Curtailment of expenditure

What was even more shocking was the tendency to go against observed political behaviour in most democracies and cut expenditures in the period before the election. If the revised estimates for financial year 2013-14 provided in the Interim Budget are an indication, in the period between February 17, 2014, (when the Interim Budget was presented) and the end of March 2014, the fiscal stance at the Centre reflected a commitment to abstinence rather than opportunistic profligacy. In fact, there has been a 0.2 of a percentage point reduction (from 14.1 per cent to 13.9 per cent) in the ratio of aggregate expenditure to GDP when compared with the actuals for the previous financial year, and a larger 0.8 of a percentage point reduction (from 14.7 per cent to 13.9 per cent) when compared with the budgeted figure for the financial year ending March 2013. Finance Minister P. Chidambaram has not even spent the Rs.14,36,169 crore he had allowed himself in the budget for 2013-14, touching only Rs.13,99,540 crore, in nominal terms. The final figure marks a nominal increase of just 12.5 per cent relative to 2012-13. Taking inflation into account that would amount to near stagnation in real aggregate expenditure.

It is clear that this curtailment of expenditure was necessitated by two factors. The first was a declared commitment to reduce the fiscal deficit to GDP ratio as part of economic reforms. To recall, even though it concerned the financial year that was to just precede the general election of 2014, in his Budget for 2013-14 the Finance Minister had drawn for himself a “red line” he would not cross, marking a 4.8 per cent fiscal deficit to GDP ratio. In the Interim Budget, he proudly claimed to have bettered his own target.

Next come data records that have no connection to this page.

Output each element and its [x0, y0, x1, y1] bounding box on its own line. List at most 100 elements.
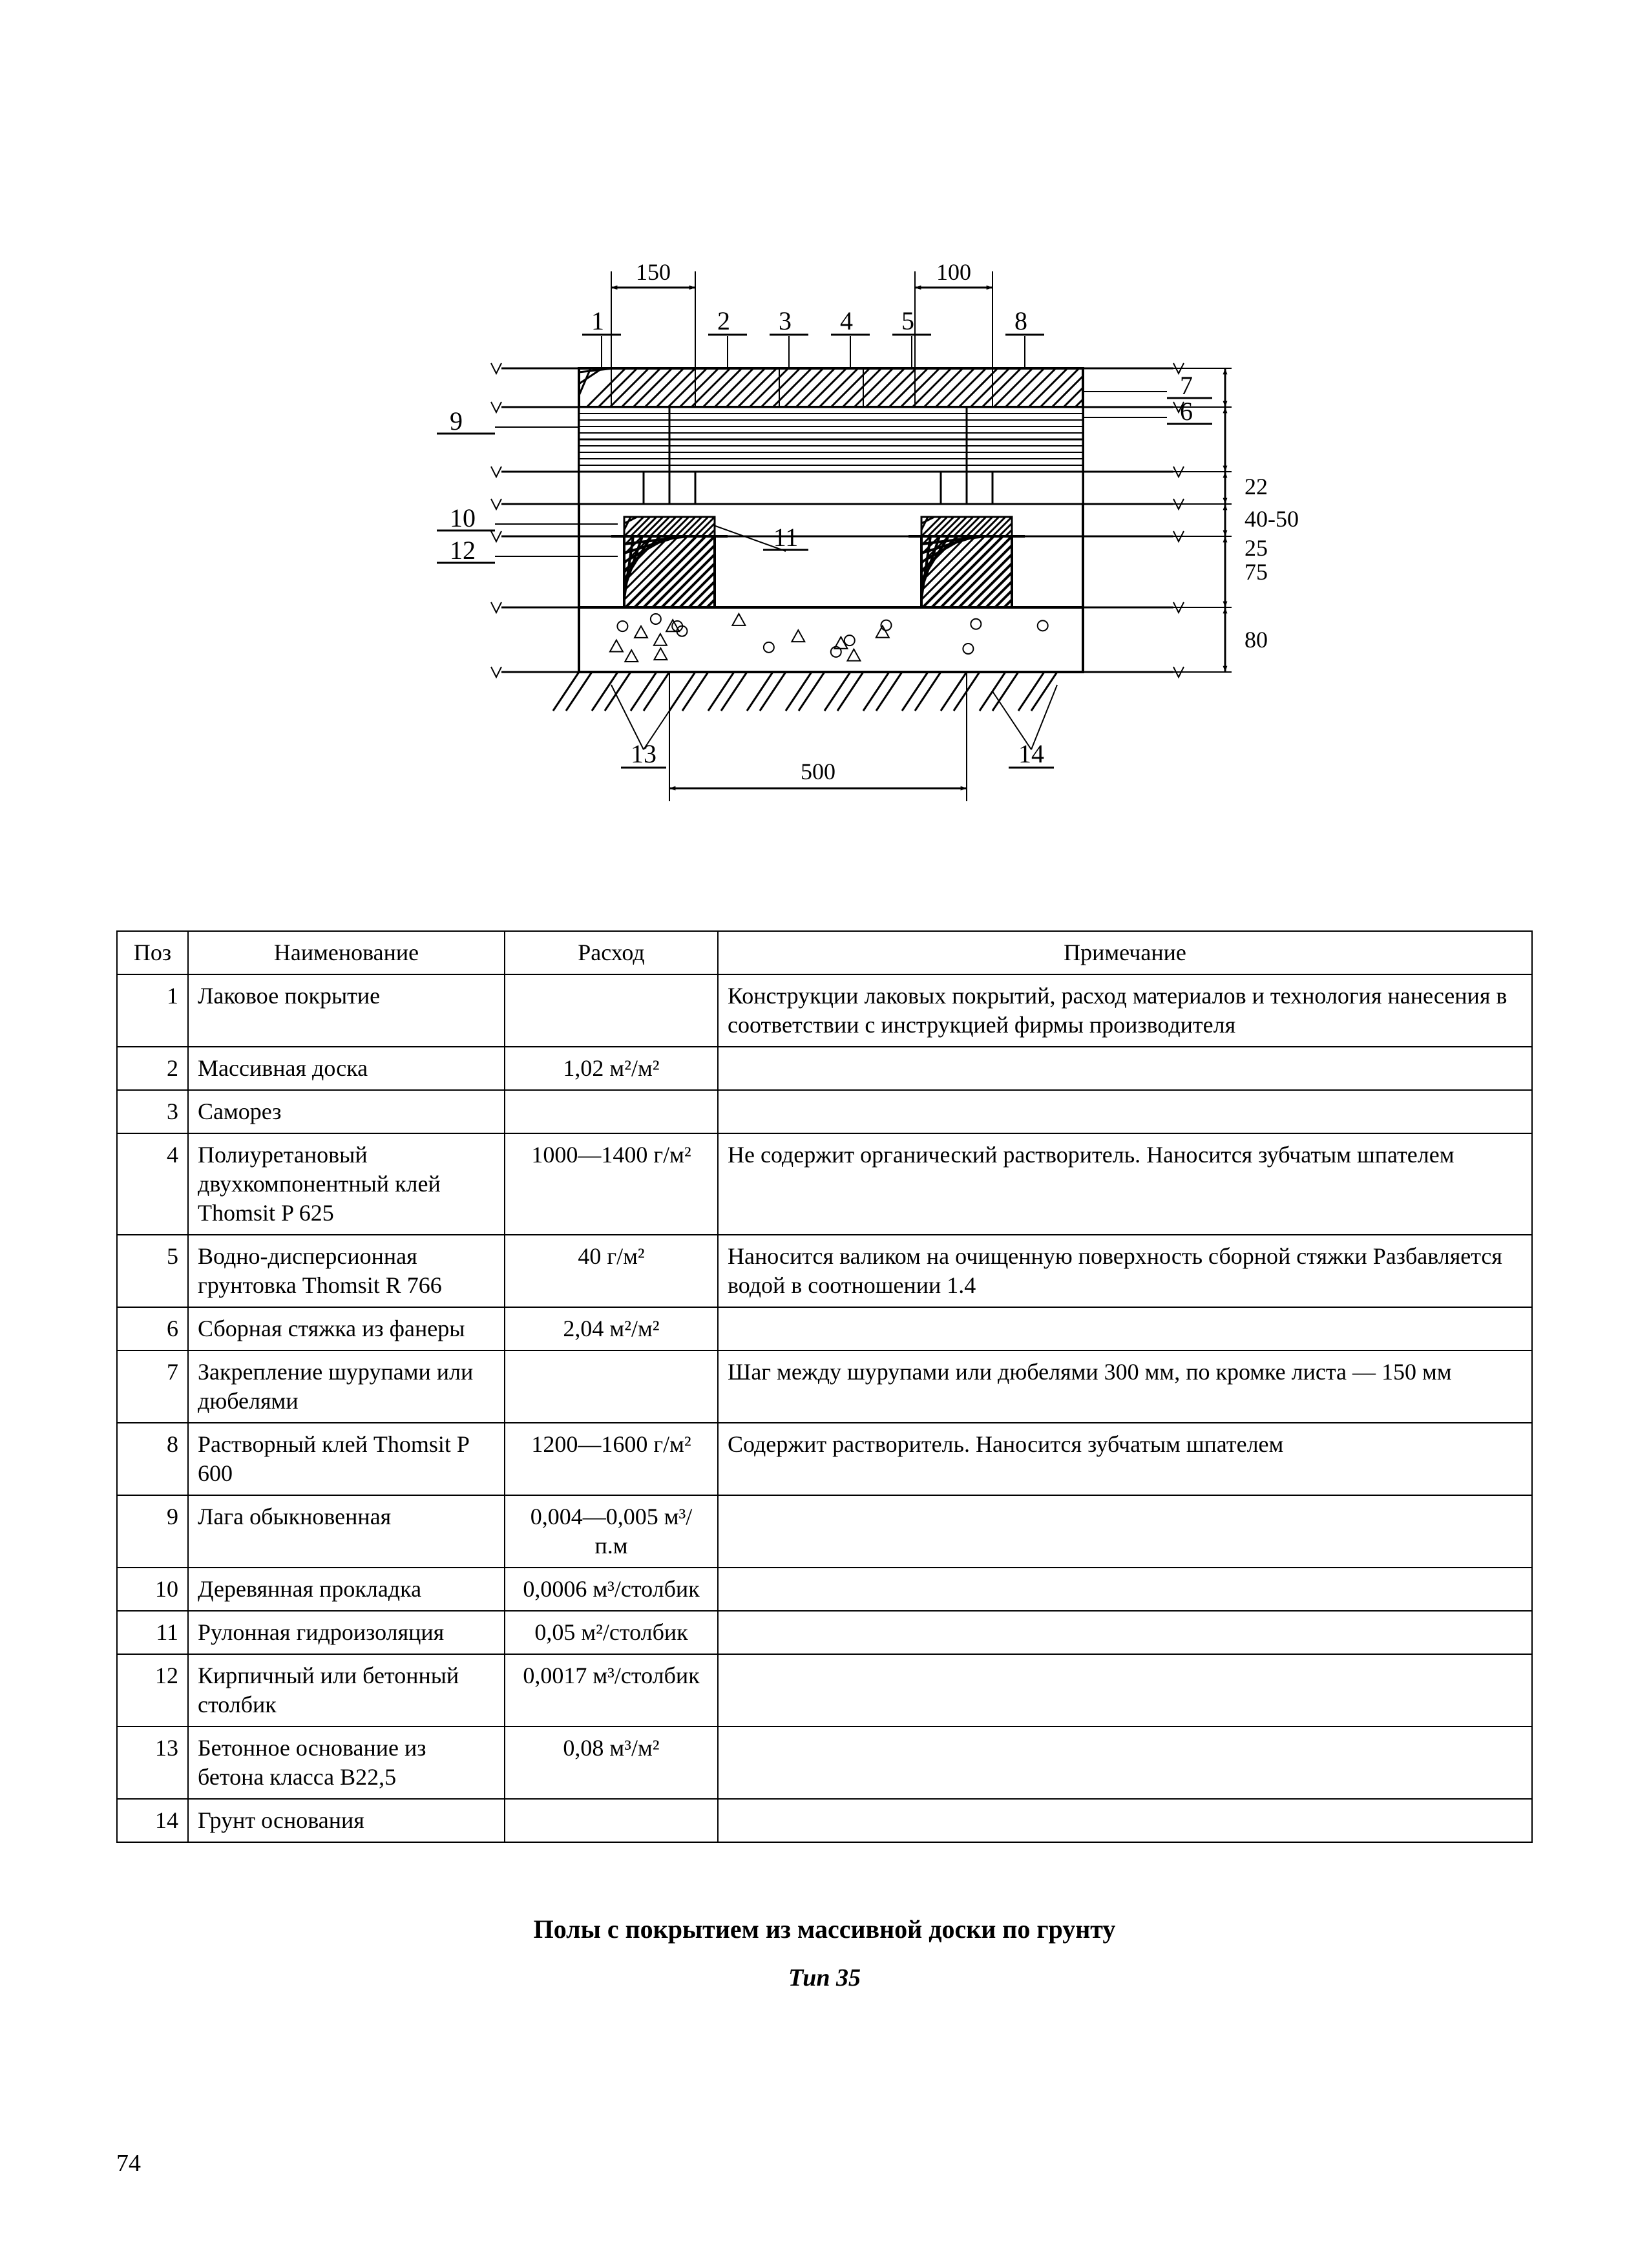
- cell-name: Лага обыкновенная: [188, 1495, 505, 1568]
- svg-text:40-50: 40-50: [1245, 506, 1299, 532]
- cell-rate: 1000—1400 г/м²: [505, 1133, 718, 1235]
- cell-note: [718, 1307, 1532, 1350]
- th-name: Наименование: [188, 931, 505, 974]
- svg-text:9: 9: [450, 406, 463, 436]
- svg-text:500: 500: [801, 759, 835, 784]
- svg-text:10: 10: [450, 503, 476, 532]
- cell-rate: 0,0017 м³/столбик: [505, 1654, 718, 1727]
- svg-text:75: 75: [1245, 559, 1268, 585]
- cell-pos: 6: [117, 1307, 188, 1350]
- cell-name: Деревянная прокладка: [188, 1568, 505, 1611]
- table-row: 12Кирпичный или бетонный столбик0,0017 м…: [117, 1654, 1532, 1727]
- cell-pos: 5: [117, 1235, 188, 1307]
- cell-note: Наносится валиком на очищенную поверхнос…: [718, 1235, 1532, 1307]
- page-number: 74: [116, 2149, 141, 2178]
- cell-name: Рулонная гидроизоляция: [188, 1611, 505, 1654]
- cell-name: Саморез: [188, 1090, 505, 1133]
- cell-rate: 1,02 м²/м²: [505, 1047, 718, 1090]
- svg-text:80: 80: [1245, 627, 1268, 653]
- cell-note: [718, 1090, 1532, 1133]
- svg-text:4: 4: [840, 306, 853, 335]
- cell-pos: 11: [117, 1611, 188, 1654]
- cell-name: Грунт основания: [188, 1799, 505, 1842]
- table-header-row: Поз Наименование Расход Примечание: [117, 931, 1532, 974]
- cell-name: Кирпичный или бетонный столбик: [188, 1654, 505, 1727]
- cell-pos: 1: [117, 974, 188, 1047]
- cell-pos: 3: [117, 1090, 188, 1133]
- cell-note: [718, 1799, 1532, 1842]
- cell-name: Массивная доска: [188, 1047, 505, 1090]
- cell-rate: 0,004—0,005 м³/п.м: [505, 1495, 718, 1568]
- th-note: Примечание: [718, 931, 1532, 974]
- cell-note: [718, 1727, 1532, 1799]
- cell-pos: 14: [117, 1799, 188, 1842]
- svg-text:100: 100: [936, 259, 971, 285]
- table-row: 10Деревянная прокладка0,0006 м³/столбик: [117, 1568, 1532, 1611]
- cell-pos: 4: [117, 1133, 188, 1235]
- cell-pos: 10: [117, 1568, 188, 1611]
- svg-text:8: 8: [1014, 306, 1027, 335]
- cell-rate: 0,08 м³/м²: [505, 1727, 718, 1799]
- svg-text:3: 3: [779, 306, 792, 335]
- cell-name: Водно-дисперсионная грунтовка Thomsit R …: [188, 1235, 505, 1307]
- svg-text:2: 2: [717, 306, 730, 335]
- diagram-container: 1501001234587691012112240-50257580500131…: [116, 194, 1533, 840]
- cell-pos: 9: [117, 1495, 188, 1568]
- svg-text:25: 25: [1245, 535, 1268, 561]
- cell-pos: 8: [117, 1423, 188, 1495]
- table-row: 8Растворный клей Thomsit P 6001200—1600 …: [117, 1423, 1532, 1495]
- cell-pos: 13: [117, 1727, 188, 1799]
- cell-note: [718, 1495, 1532, 1568]
- cell-note: Конструкции лаковых покрытий, расход мат…: [718, 974, 1532, 1047]
- table-row: 1Лаковое покрытие Конструкции лаковых пок…: [117, 974, 1532, 1047]
- table-row: 9Лага обыкновенная0,004—0,005 м³/п.м: [117, 1495, 1532, 1568]
- table-row: 2Массивная доска1,02 м²/м²: [117, 1047, 1532, 1090]
- section-diagram: 1501001234587691012112240-50257580500131…: [308, 194, 1341, 840]
- th-pos: Поз: [117, 931, 188, 974]
- footer-subtitle: Тип 35: [116, 1964, 1533, 1992]
- cell-name: Закрепление шурупами или дюбелями: [188, 1350, 505, 1423]
- svg-text:6: 6: [1180, 397, 1193, 426]
- cell-name: Лаковое покрытие: [188, 974, 505, 1047]
- svg-text:5: 5: [901, 306, 914, 335]
- cell-note: Содержит растворитель. Наносится зубчаты…: [718, 1423, 1532, 1495]
- svg-text:7: 7: [1180, 371, 1193, 400]
- cell-name: Растворный клей Thomsit P 600: [188, 1423, 505, 1495]
- cell-rate: 2,04 м²/м²: [505, 1307, 718, 1350]
- cell-pos: 2: [117, 1047, 188, 1090]
- table-row: 3Саморез: [117, 1090, 1532, 1133]
- cell-rate: 40 г/м²: [505, 1235, 718, 1307]
- table-row: 14Грунт основания: [117, 1799, 1532, 1842]
- svg-text:14: 14: [1018, 739, 1044, 768]
- svg-text:150: 150: [636, 259, 671, 285]
- cell-rate: 1200—1600 г/м²: [505, 1423, 718, 1495]
- table-row: 6Сборная стяжка из фанеры2,04 м²/м²: [117, 1307, 1532, 1350]
- svg-text:1: 1: [591, 306, 604, 335]
- cell-note: [718, 1611, 1532, 1654]
- cell-rate: 0,05 м²/столбик: [505, 1611, 718, 1654]
- cell-note: [718, 1654, 1532, 1727]
- cell-rate: 0,0006 м³/столбик: [505, 1568, 718, 1611]
- table-row: 7Закрепление шурупами или дюбелями Шаг ме…: [117, 1350, 1532, 1423]
- page: 1501001234587691012112240-50257580500131…: [0, 0, 1649, 2268]
- cell-note: [718, 1568, 1532, 1611]
- table-row: 4Полиуретановый двухкомпонентный клей Th…: [117, 1133, 1532, 1235]
- cell-pos: 12: [117, 1654, 188, 1727]
- svg-text:22: 22: [1245, 474, 1268, 499]
- th-rate: Расход: [505, 931, 718, 974]
- table-row: 11Рулонная гидроизоляция0,05 м²/столбик: [117, 1611, 1532, 1654]
- cell-name: Полиуретановый двухкомпонентный клей Tho…: [188, 1133, 505, 1235]
- cell-rate: [505, 1350, 718, 1423]
- materials-table: Поз Наименование Расход Примечание 1Лако…: [116, 930, 1533, 1843]
- cell-rate: [505, 1799, 718, 1842]
- cell-pos: 7: [117, 1350, 188, 1423]
- svg-text:13: 13: [631, 739, 656, 768]
- svg-text:12: 12: [450, 536, 476, 565]
- cell-rate: [505, 1090, 718, 1133]
- cell-note: [718, 1047, 1532, 1090]
- table-row: 5Водно-дисперсионная грунтовка Thomsit R…: [117, 1235, 1532, 1307]
- table-row: 13Бетонное основание из бетона класса В2…: [117, 1727, 1532, 1799]
- cell-note: Шаг между шурупами или дюбелями 300 мм, …: [718, 1350, 1532, 1423]
- cell-name: Сборная стяжка из фанеры: [188, 1307, 505, 1350]
- cell-note: Не содержит органический растворитель. Н…: [718, 1133, 1532, 1235]
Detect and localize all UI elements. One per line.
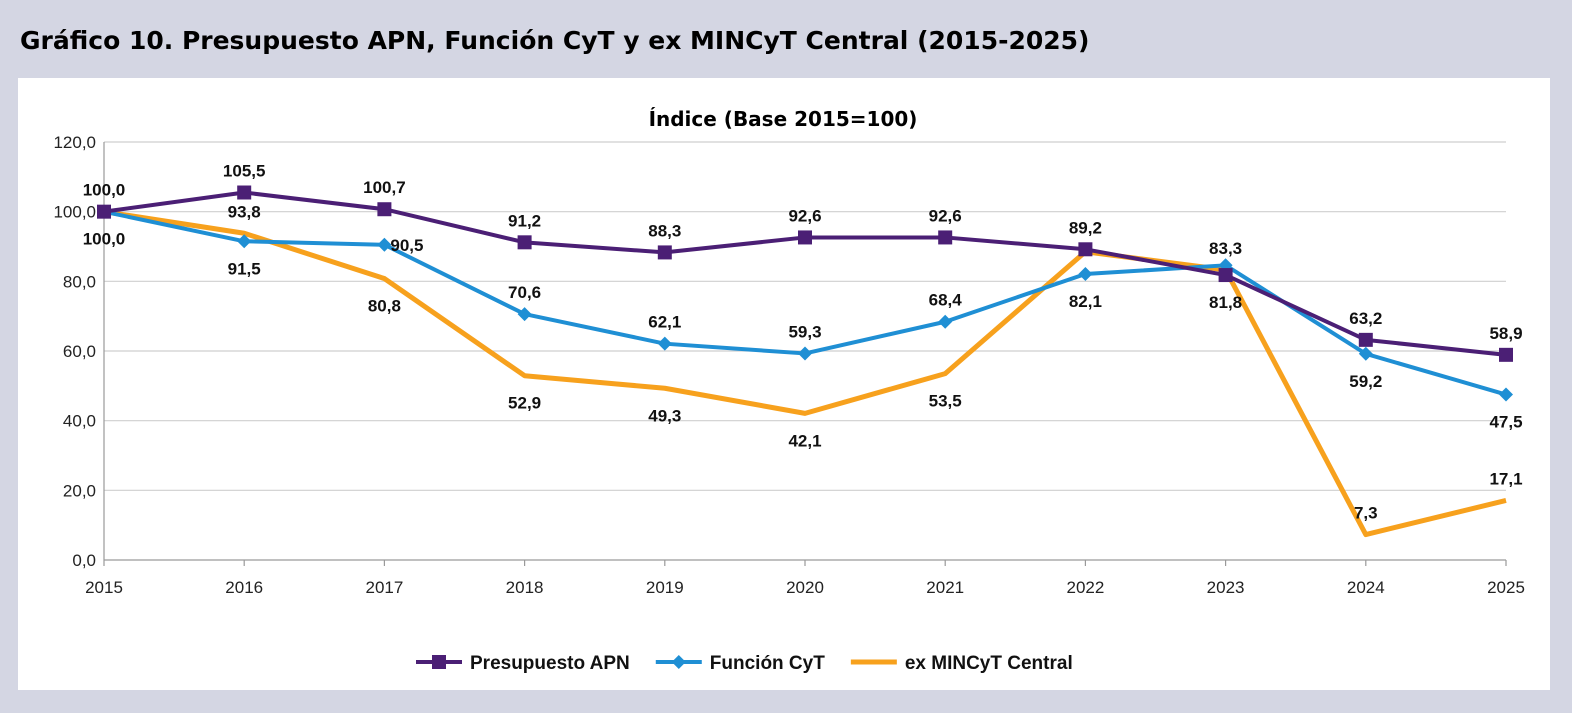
legend-label-ex-mincyt-central: ex MINCyT Central [905,653,1073,674]
funci-n-cyt-data-label: 47,5 [1489,413,1522,432]
line-chart: Índice (Base 2015=100) 2015 2016 2017 2018 2… [53,107,1525,674]
legend-item-presupuesto-apn: Presupuesto APN [416,653,630,674]
legend-item-funci-n-cyt: Función CyT [655,653,825,674]
presupuesto-apn-point-marker [657,245,672,260]
y-tick-label: 100,0 [53,203,96,222]
presupuesto-apn-point-marker [798,230,812,245]
legend-label-funci-n-cyt: Función CyT [710,653,825,674]
y-axis: 0,0 20,0 40,0 60,0 80,0 100,0 120,0 [53,133,105,570]
funci-n-cyt-point-marker [237,234,252,249]
ex-mincyt-central-data-label: 42,1 [788,431,821,450]
funci-n-cyt-point-marker [1358,346,1373,361]
presupuesto-apn-data-label: 63,2 [1349,309,1382,328]
x-tick-label: 2019 [646,578,684,597]
x-axis: 2015 2016 2017 2018 2019 2020 2021 2022 2023 2024… [85,560,1525,597]
presupuesto-apn-data-label: 92,6 [929,206,962,225]
funci-n-cyt-data-label: 62,1 [648,313,681,332]
presupuesto-apn-data-label: 58,9 [1489,324,1522,343]
legend: Presupuesto APN Función CyT ex MINCyT Cent… [416,653,1073,674]
ex-mincyt-central-data-label: 52,9 [508,394,541,413]
chart-title: Índice (Base 2015=100) [649,107,918,131]
ex-mincyt-central-data-label: 7,3 [1354,504,1378,523]
funci-n-cyt-data-label: 59,2 [1349,372,1382,391]
funci-n-cyt-point-marker [377,237,392,252]
funci-n-cyt-point-marker [938,314,953,329]
funci-n-cyt-data-label: 70,6 [508,283,541,302]
y-tick-label: 120,0 [53,133,96,152]
presupuesto-apn-data-label: 81,8 [1209,293,1242,312]
funci-n-cyt-data-label: 82,1 [1069,292,1102,311]
legend-label-presupuesto-apn: Presupuesto APN [470,653,630,674]
x-tick-label: 2021 [926,578,964,597]
chart-panel: Índice (Base 2015=100) 2015 2016 2017 2018 2… [18,78,1550,690]
legend-funci-n-cyt-point-marker [671,655,686,669]
presupuesto-apn-point-marker [377,202,392,217]
ex-mincyt-central-data-label: 53,5 [929,392,962,411]
series-markers [97,185,1513,402]
y-tick-label: 20,0 [63,481,96,500]
ex-mincyt-central-data-label: 80,8 [368,297,401,316]
funci-n-cyt-data-label: 68,4 [929,291,963,310]
funci-n-cyt-point-marker [798,346,812,361]
presupuesto-apn-point-marker [237,185,252,200]
presupuesto-apn-data-label: 100,7 [363,178,406,197]
presupuesto-apn-point-marker [97,204,111,219]
y-tick-label: 0,0 [72,551,96,570]
presupuesto-apn-data-label: 91,2 [508,211,541,230]
ex-mincyt-central-data-label: 17,1 [1489,469,1522,488]
presupuesto-apn-point-marker [1499,347,1513,362]
presupuesto-apn-point-marker [517,235,532,250]
presupuesto-apn-point-marker [1078,242,1093,257]
legend-item-ex-mincyt-central: ex MINCyT Central [850,653,1073,674]
data-labels: 93,8 80,8 52,9 49,3 42,1 53,5 83,3 7,3 17,1 100,0… [83,162,1523,523]
x-tick-label: 2017 [365,578,403,597]
y-tick-label: 80,0 [63,272,96,291]
x-tick-label: 2023 [1207,578,1245,597]
figure-title: Gráfico 10. Presupuesto APN, Función CyT… [20,26,1090,55]
y-tick-label: 60,0 [63,342,96,361]
x-tick-label: 2024 [1347,578,1385,597]
funci-n-cyt-data-label: 100,0 [83,230,126,249]
x-tick-label: 2025 [1487,578,1525,597]
funci-n-cyt-data-label: 90,5 [390,236,423,255]
presupuesto-apn-data-label: 88,3 [648,221,681,240]
ex-mincyt-central-data-label: 49,3 [648,406,681,425]
grid-lines [104,141,1506,561]
presupuesto-apn-point-marker [938,230,953,245]
funci-n-cyt-data-label: 59,3 [788,322,821,341]
y-tick-label: 40,0 [63,412,96,431]
x-tick-label: 2015 [85,578,123,597]
ex-mincyt-central-data-label: 93,8 [228,202,261,221]
presupuesto-apn-point-marker [1358,332,1373,347]
x-tick-label: 2018 [506,578,544,597]
presupuesto-apn-data-label: 100,0 [83,181,126,200]
presupuesto-apn-point-marker [1218,268,1233,283]
x-tick-label: 2020 [786,578,824,597]
x-tick-label: 2016 [225,578,263,597]
legend-presupuesto-apn-point-marker [432,655,446,669]
funci-n-cyt-data-label: 91,5 [228,259,261,278]
funci-n-cyt-point-marker [517,307,532,322]
funci-n-cyt-point-marker [1078,267,1093,282]
ex-mincyt-central-data-label: 83,3 [1209,239,1242,258]
funci-n-cyt-point-marker [1499,387,1513,402]
x-tick-label: 2022 [1066,578,1104,597]
presupuesto-apn-data-label: 92,6 [788,206,821,225]
presupuesto-apn-data-label: 89,2 [1069,218,1102,237]
funci-n-cyt-point-marker [657,336,672,351]
presupuesto-apn-data-label: 105,5 [223,162,266,181]
ex-mincyt-central-line [103,209,1507,538]
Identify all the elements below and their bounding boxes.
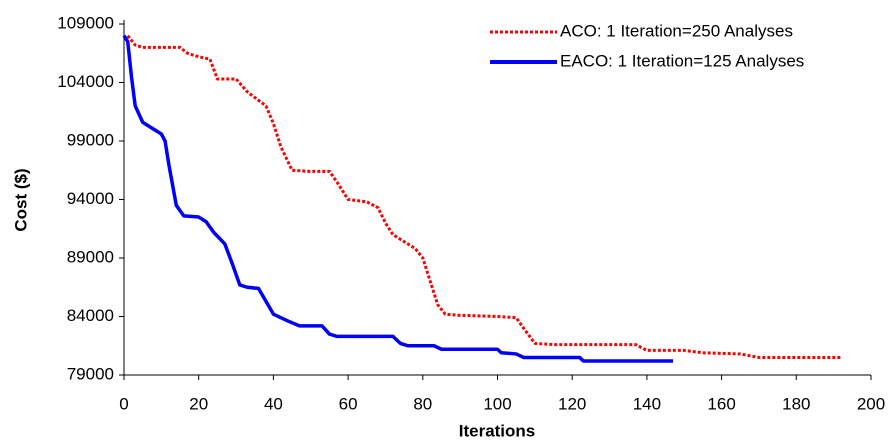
x-tick-label: 80 xyxy=(413,394,432,413)
x-tick-label: 20 xyxy=(189,394,208,413)
x-tick-label: 60 xyxy=(339,394,358,413)
x-tick-label: 0 xyxy=(119,394,128,413)
series-line xyxy=(122,34,674,363)
x-tick-label: 40 xyxy=(264,394,283,413)
y-tick-label: 104000 xyxy=(57,72,114,91)
y-tick-label: 109000 xyxy=(57,13,114,32)
x-tick-label: 100 xyxy=(483,394,511,413)
y-tick-label: 99000 xyxy=(67,130,114,149)
legend-label: EACO: 1 Iteration=125 Analyses xyxy=(560,51,804,70)
x-tick-label: 140 xyxy=(633,394,661,413)
x-tick-label: 160 xyxy=(707,394,735,413)
y-tick-label: 79000 xyxy=(67,364,114,383)
legend-label: ACO: 1 Iteration=250 Analyses xyxy=(560,21,793,40)
y-axis-title: Cost ($) xyxy=(11,168,30,231)
y-tick-label: 94000 xyxy=(67,189,114,208)
series-line xyxy=(126,34,842,359)
x-tick-label: 200 xyxy=(857,394,885,413)
x-tick-label: 180 xyxy=(782,394,810,413)
x-axis-title: Iterations xyxy=(459,421,536,440)
y-tick-label: 89000 xyxy=(67,247,114,266)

Deficit reduction can occur in two ways: either through an increase in revenues or through a curtailment of expenditures. In Budget 2013-14, Chidambaram had provided for the former, with the revenue to GDP ratio budgeted to rise from an actual of 8.8 per cent in 2012-13 to 9.3 per cent in 2013-14. In practice, the ratio of revenue receipts to GDP has risen only by 0.2 of a percentage point relative to 2012-13 compared with a budgeted half of a percentage point. In the circumstance, it was a large 0.8 percentage point reduction in the expenditure to GDP ratio relative to the budget estimate that had helped him do even better on “fiscal consolidation” than he projected.

A fallout of such abstinence was a failure to speed up and expand welfare programmes even on the eve of the elections. That was the kind of commitment to neoliberal reform at the cost of all else that the UPA’s economic team displayed. Unfortunately for these players, despite more reform, the growth story soured, inflation accelerated, and a spate of corruption scandals triggered by the neoliberal proclivity to favour big capital dirtied an already sullied image. As a result, come campaign time the Congress was left with no option but to return to its inclusive rhetoric. But this time it carries much less conviction even for its votaries. That has not only meant a half-hearted economic campaign but also a manifesto that says that business can thrive only if the plight of the poor is recognised and addressed. That shows how much conviction there is in the pro-poor plank itself.

In the event, the Congress not only falls short on visibility in the propaganda campaign but that campaign has been eroded of substantive strength as well. Hopefully, these will not be the only factors that will influence India’s voters when they choose their next government.